Agissant par la voie du recours de droit public pour violation de l'art. 4 Cst., C. demande au Tribunal fédéral d'annuler l'arrêt rendu le 16 juillet 1996 par le Tribunal administratif. Elle soutient que la législation cantonale est arbitraire et contraire au principe de l'égalité de traitement.

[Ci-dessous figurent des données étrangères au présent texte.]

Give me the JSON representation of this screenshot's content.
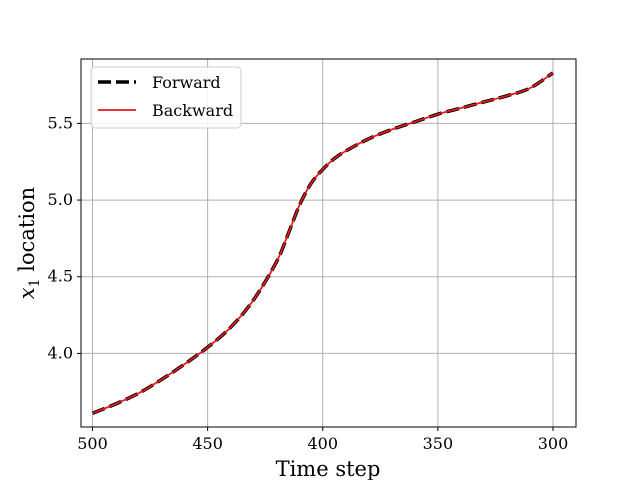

Le Tribunal fédéral a rejeté le recours.
Extrait des considérants:
2. a) L'intéressée prétend que la loi cantonale est arbitraire et contraire au principe de l'égalité de traitement dans la mesure où elle impose plus lourdement un concubin que n'importe quel autre parent du défunt avec lequel ce dernier n'avait peut-être aucune relation personnelle. Elle affirme à cet égard que la famille traditionnelle a perdu sa signification et que le droit fiscal ne peut plus se fonder exclusivement sur les liens familiaux mais doit également tenir compte du concubinage qui est aujourd'hui une forme de vie commune répandue et socialement acceptée, ce qui justifierait que les concubins soient traités comme les couples mariés. A l'appui de sa thèse, elle cite de la jurisprudence qui, à son avis, démontrerait que le concubinage est une communauté de vie comparable au mariage. Elle soutient en outre que les principes du droit privé successoral ne seraient pas pertinents en matière d'impôt sur les successions. Elle demande l'application par analogie des règles posées par le Tribunal fédéral au sujet de l'égalité de traitement entre époux et concubins en matière d'impôts sur le revenu et sur la fortune.
b) Le principe de l'égalité de traitement issu de l'art. 4 al. 1 Cst. et celui de l'interdiction de l'arbitraire sont étroitement liés (ATF 110 Ia 7 consid. 2b p. 13; arrêt du 31 janvier 1992 in Revue fiscale 1992 p. 440 consid. 2b p. 442). Un arrêté de portée générale viole le principe de l'interdiction de l'arbitraire s'il ne repose pas sur des motifs objectifs sérieux ou s'il est dépourvu de sens et de but. Il est contraire au principe de l'égalité de traitement lorsqu'il établit des distinctions juridiques qui ne se justifient par aucun motif raisonnable au regard de la situation de fait à réglementer ou lorsqu'il omet de faire des distinctions qui s'imposent au vu des circonstances, c'est-à-dire lorsque ce qui est semblable n'est pas traité de manière identique et ce qui est dissemblable ne l'est pas de manière différente; cela suppose que le traitement différent ou semblable injustifié se rapporte à une situation de fait importante (ATF 123 II 16 consid. 6a p. 26; ATF 122 I 305 consid. 6a p. 313 et la jurisprudence citée). L'inégalité de traitement apparaît ainsi comme une forme particulière d'arbitraire, consistant à traiter de manière inégale ce qui devrait l'être de manière semblable, ou inversement (DANIELLE YERSIN, L'égalité de traitement en droit fiscal, RDS 1992, vol. II, p. 145 ss, n. 44 p. 178).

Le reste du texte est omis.